1985 Preseason College Basketball Rankings
Optimal Monotonic Transformation of Ranked Teams
with Constrained Estimation of Unranked Teams
Teams Ordered by Scores on First Principal Component

Obs School Prin1
1 Georgia Tech -6.20315
2 UNC -5.93314
3 Michigan -5.71034
4 Kansas -4.78699
5 Duke -4.75896
6 Illinois -4.19220
7 Georgetown -4.02861
8 Louisville -3.73087
9 Syracuse -3.47497
10 Auburn -1.78429
11 LSU -0.35928
12 Memphis State 0.46737
13 Kentucky 0.63661
14 Notre Dame 0.71919
15 Navy 0.76187
16 UAB 0.98316
17 DePaul 1.09891
18 Oklahoma 1.12012
19 NC State 1.15144
20 UNLV 1.28766
21 Iowa 1.45260
22 Indiana 1.48123
23 Maryland 1.54935
24 Virginia 2.01385
25 Arkansas 2.02718
26 Washington 2.10878
27 Tennessee 2.27770
28 Virginia Tech 2.36103
29 St. Johns 2.37387
30 Montana 2.43502
31 UCLA 2.52481
32 Pittsburgh 3.00907
33 Old Dominion 3.03324
34 St. Joseph's 3.39259
35 Houston 4.69614

The ordinary PROC PRINQUAL missing data handling facilities do not work for these data because they do not constrain the missing data estimates properly. If you code the missing ranks as missing and specify linear transformations, then you can compute least squares estimates of the missing values without transforming the observed values. The first principal component then accounts for 92 percent of the variance after 20 iterations. However, Virginia Tech is ranked number 11 by its score even though it appeared in only one poll (Inside Sports ranked it number 13, anchoring it firmly in the middle). Specifying monotone transformations is also inappropriate since they too allow unranked teams to move in between ranked teams.

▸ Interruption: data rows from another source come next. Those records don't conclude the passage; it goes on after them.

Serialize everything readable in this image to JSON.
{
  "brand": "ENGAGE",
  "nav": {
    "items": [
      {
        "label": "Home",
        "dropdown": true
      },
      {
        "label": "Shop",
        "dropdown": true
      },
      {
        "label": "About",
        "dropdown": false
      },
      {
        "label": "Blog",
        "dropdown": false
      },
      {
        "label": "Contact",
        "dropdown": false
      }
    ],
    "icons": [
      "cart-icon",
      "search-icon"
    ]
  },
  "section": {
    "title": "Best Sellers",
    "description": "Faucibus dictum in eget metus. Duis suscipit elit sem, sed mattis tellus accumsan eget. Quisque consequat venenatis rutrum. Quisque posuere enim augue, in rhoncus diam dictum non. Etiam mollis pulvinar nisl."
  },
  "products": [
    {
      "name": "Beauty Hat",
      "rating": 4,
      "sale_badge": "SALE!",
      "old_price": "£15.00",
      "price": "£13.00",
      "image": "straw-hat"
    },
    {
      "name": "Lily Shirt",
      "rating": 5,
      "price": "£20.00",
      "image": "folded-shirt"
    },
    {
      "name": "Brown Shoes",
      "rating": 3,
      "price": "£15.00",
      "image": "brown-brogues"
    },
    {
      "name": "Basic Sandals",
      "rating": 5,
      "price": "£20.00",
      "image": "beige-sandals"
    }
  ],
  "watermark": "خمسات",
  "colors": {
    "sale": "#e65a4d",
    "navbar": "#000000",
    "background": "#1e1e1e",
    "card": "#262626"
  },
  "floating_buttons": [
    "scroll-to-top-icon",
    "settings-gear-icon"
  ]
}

With these data, the combination of monotone transformations and the freedom to score the missing ranks without constraint leads to degenerate transformations. PROC PRINQUAL tries to merge the 35 points into two points, producing a perfect fit in one dimension. There is evidence for this after 20 iterations when the Average Change, Maximum Change, and Criterion Change values are all increasing, instead of the more stable decreasing change rate seen in the analysis shown. The change rates all stop increasing after 41 iterations, and it is clear by 70 or 80 iterations that one component will account for 100 percent of the transformed variables variance after sufficient iteration. While this might seem desirable (after all, it is a perfect fit), you should, in fact, be on guard when this happens. Whenever convergence is slow, the rates of change increase, or the final data perfectly fit the model, the solution is probably degenerating because of too few constraints on the scorings.

PROC PRINQUAL can account for 100 percent of the variance by scoring Montana and UCLA with one positive value on all variables and scoring all the other teams with one negative value on all variables. This inappropriate analysis suggests that all ranked teams are equally good except for two teams that are less good. Both of these two teams are ranked by only one news service, and their only nonmissing rank is last in the poll. This accounts for the degeneracy.